When Nirav Patel was a little boy, he’d sit on his grandmother’s roof and reach out for the millions of kites that fluttered in the sky at the start of spring in January. That’s the way the season is welcomed in the Indian state of Gujarat — a two-day festival known as Uttarayan, where kites are flown by millions of natives and tourists to express joy for the new season.
The word Uttarayan comes from the Sanskrit words “uttara,” which means “north,” and “ayan,” which means “movement” — a reference to the path of the sun as the seasons change. The festival is celebrated in many cities but the one that draws most tourists has taken place in Ahmedabad since 1989.
Patel, who’s now 33 and a San Francisco-based photographer, went back to Gujarat this year to document Uttarayan in Ahmedabad. He was struck by the beauty of watching a blue sky engulfed by kites of all sizes and shapes — and by the way the festival coaxed those in the streets and on their roofs to put aside religious and socioeconomic differences, even if only for a couple of days. “Whether you are Hindu or Muslim, it doesn’t matter. Everyone enjoys their time,” he says.
Uttarayan celebrations begin as early as 6 a.m. As day breaks, attendees fly kites. There’s food and music in the streets. When the sun goes down, candle lit-lanterns and fireworks replace kites in the sky.
Patel said each family flies about 30 to 40 kites over the course of each day. His photographs document men and women in the streets carrying wrapped bundles of kites that have been made two to three months in advance of the festival. A couple of weeks before the event itself, whole streets are transformed into rows and rows of kite shops.
Patel arrived in Gujarat a week before Uttarayan this past January and documented the buying and selling of the kites, which he says is an economic boon to residents, who not only sell to fellow Indians but to thousands of tourists who come from all over the world.
Along with the joy there’s a bit of cutthroat kite-flying. Patel’s theory: “Kite-flying was a simple pastime and someone had the idea to make it a competition and the fighter kite was born.”
Men known as manja-makers add glue to the strings of kites and, with fingers wrapped in tape, spread ground-up bits of glass on the twine. In a battle of kites, one kite’s string can cut incisions into the body of nearby kites, which then fall to the ground.
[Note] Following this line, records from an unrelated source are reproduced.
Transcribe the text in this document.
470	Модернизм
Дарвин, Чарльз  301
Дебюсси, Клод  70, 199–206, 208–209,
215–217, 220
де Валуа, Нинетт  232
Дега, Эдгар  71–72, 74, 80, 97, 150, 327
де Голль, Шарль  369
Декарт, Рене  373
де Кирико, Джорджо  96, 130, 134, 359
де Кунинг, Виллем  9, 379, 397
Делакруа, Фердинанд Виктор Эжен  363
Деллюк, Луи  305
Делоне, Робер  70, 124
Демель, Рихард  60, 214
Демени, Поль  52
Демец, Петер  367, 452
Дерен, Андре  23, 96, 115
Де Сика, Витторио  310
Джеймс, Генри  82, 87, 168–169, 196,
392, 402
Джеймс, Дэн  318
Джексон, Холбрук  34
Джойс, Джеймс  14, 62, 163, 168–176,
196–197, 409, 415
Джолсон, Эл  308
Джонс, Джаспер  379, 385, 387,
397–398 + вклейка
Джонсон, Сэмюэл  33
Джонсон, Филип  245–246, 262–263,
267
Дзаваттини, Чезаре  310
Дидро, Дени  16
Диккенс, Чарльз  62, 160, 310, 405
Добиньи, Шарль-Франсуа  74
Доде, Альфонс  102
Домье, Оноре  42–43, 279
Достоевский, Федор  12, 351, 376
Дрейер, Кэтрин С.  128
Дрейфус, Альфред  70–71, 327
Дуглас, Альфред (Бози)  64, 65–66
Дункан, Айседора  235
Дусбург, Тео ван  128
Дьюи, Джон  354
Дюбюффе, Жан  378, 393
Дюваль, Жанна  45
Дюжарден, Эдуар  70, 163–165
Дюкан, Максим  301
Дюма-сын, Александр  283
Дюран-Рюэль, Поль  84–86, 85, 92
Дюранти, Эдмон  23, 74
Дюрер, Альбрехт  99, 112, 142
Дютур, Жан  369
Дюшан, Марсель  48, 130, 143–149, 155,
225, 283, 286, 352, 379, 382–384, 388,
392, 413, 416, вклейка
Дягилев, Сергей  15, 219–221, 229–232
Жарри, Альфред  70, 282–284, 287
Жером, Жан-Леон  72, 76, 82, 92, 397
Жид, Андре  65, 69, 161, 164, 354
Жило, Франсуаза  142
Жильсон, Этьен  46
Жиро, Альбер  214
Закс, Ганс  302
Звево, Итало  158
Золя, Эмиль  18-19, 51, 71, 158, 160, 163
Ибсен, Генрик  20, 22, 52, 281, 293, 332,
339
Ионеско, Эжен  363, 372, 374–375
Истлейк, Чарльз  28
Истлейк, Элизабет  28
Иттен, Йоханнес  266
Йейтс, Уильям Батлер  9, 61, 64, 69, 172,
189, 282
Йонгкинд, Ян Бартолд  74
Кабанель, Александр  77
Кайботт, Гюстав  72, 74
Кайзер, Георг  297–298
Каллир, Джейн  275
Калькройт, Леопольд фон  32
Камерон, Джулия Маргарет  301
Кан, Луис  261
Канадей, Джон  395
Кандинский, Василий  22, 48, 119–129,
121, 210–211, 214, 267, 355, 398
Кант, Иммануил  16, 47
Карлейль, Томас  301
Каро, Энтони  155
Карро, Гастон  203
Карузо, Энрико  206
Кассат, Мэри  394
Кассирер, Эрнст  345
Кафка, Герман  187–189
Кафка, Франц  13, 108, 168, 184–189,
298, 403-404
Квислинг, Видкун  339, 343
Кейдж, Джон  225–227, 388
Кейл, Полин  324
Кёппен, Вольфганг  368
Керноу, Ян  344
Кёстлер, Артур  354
Patel remembers one scene of two families standing on opposite rooftops, with one family cheering loudly when the kite of another was cut down. During the two days, children roam streets that might normally be considered dangerous to walk down, Patel says, with their eyes concentrated on the sky. When a cut kite plummets, the kids run after it. In one photo, two young boys with huge grins push each other away and reach toward the sky like wide receivers ready to catch a touchdown pass.
Capturing the joy of children during the festival was a big motivation for the project. “Moving to the States at such an early age, I felt like I lost touch with my culture,” he says. “This was an opportunity to go back and document that and get a sense of what this was like as a child.”
Andrew Boryga is a freelance writer whose work has appeared in The New York Times and other publications.